Pointing, Picnic Time, Who Knows What and FindMe2 are 4 new games helping children with autism to practise different social skills.
The hugely popular Find Me iPad app (with over 25000 downloads), designed at the University of Edinburgh for children with autism, has gotten a big revamp!
In this new version, there are new characters and new scenes including bedroom and kitchen scenes.
Listening and recognising that others want or need different things to ourselves is a key social skill.
In our new game, Picnic Time, children can practise this skill in a fun picnic setting. The player is told what person on the screen likes, and they have to remember and pick the correct food for them.
Reading body language and eye contact
A key skill associated with learning language is to relate objects with words (or labels). However, this requires children to be able to read body language of other people.

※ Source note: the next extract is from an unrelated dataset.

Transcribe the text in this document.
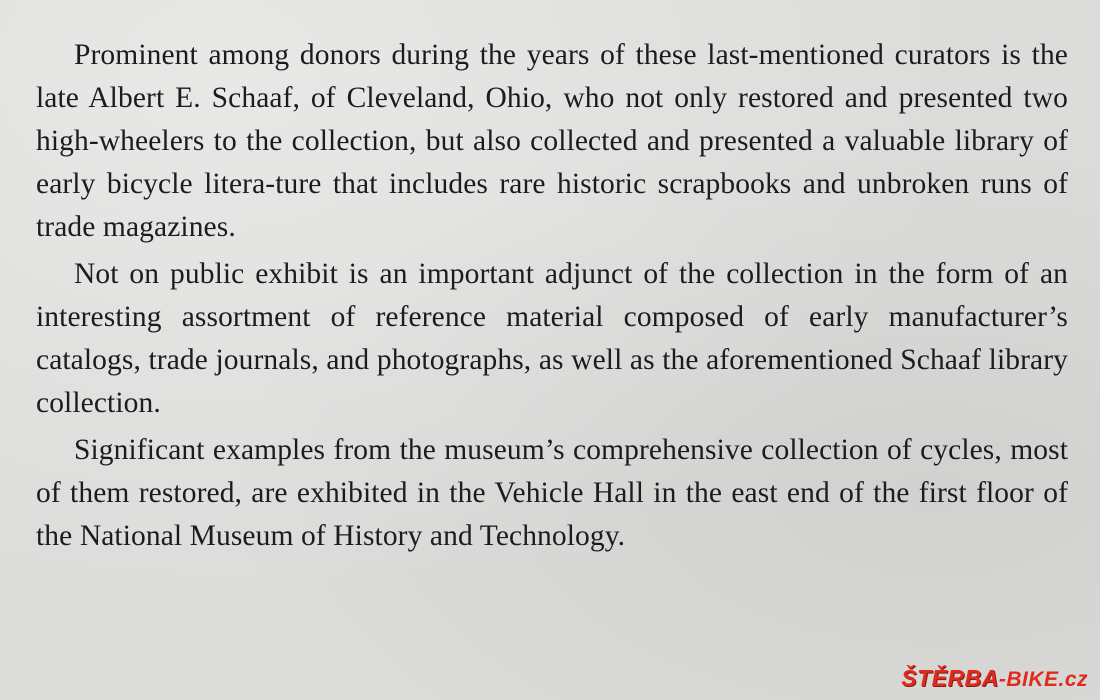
Prominent among donors during the years of these last-mentioned curators is the late Albert E. Schaaf, of Cleveland, Ohio, who not only restored and presented two high-wheelers to the collection, but also collected and presented a valuable library of early bicycle litera-ture that includes rare historic scrapbooks and unbroken runs of trade magazines.

Not on public exhibit is an important adjunct of the collection in the form of an interesting assortment of reference material composed of early manufacturer’s catalogs, trade journals, and photographs, as well as the aforementioned Schaaf library collection.

Significant examples from the museum’s comprehensive collection of cycles, most of them restored, are exhibited in the Vehicle Hall in the east end of the first floor of the National Museum of History and Technology.

ŠTĚRBA-BIKE.cz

In Pointing, children have to notice where the person is pointing to, and later on, where that person is looking at. From a selection of 2, then 6 objects on the screen, the child can practise the skill of reading body language and eye contact.
Who Knows What?
Children with autism often struggle in understanding the mental states (thoughts, feelings, desires) of others. One complex kind of mental state is the state of ‘knowing’ something. There is substantial evidence that children with autism do not easily grasp that only specific kinds of contact lead to knowledge – i.e. touching a container does not mean someone knows what is in the container.
In Who Knows What, children have to practise that seeing leads to knowledge, but other senses do not provide the same kind of knowledge.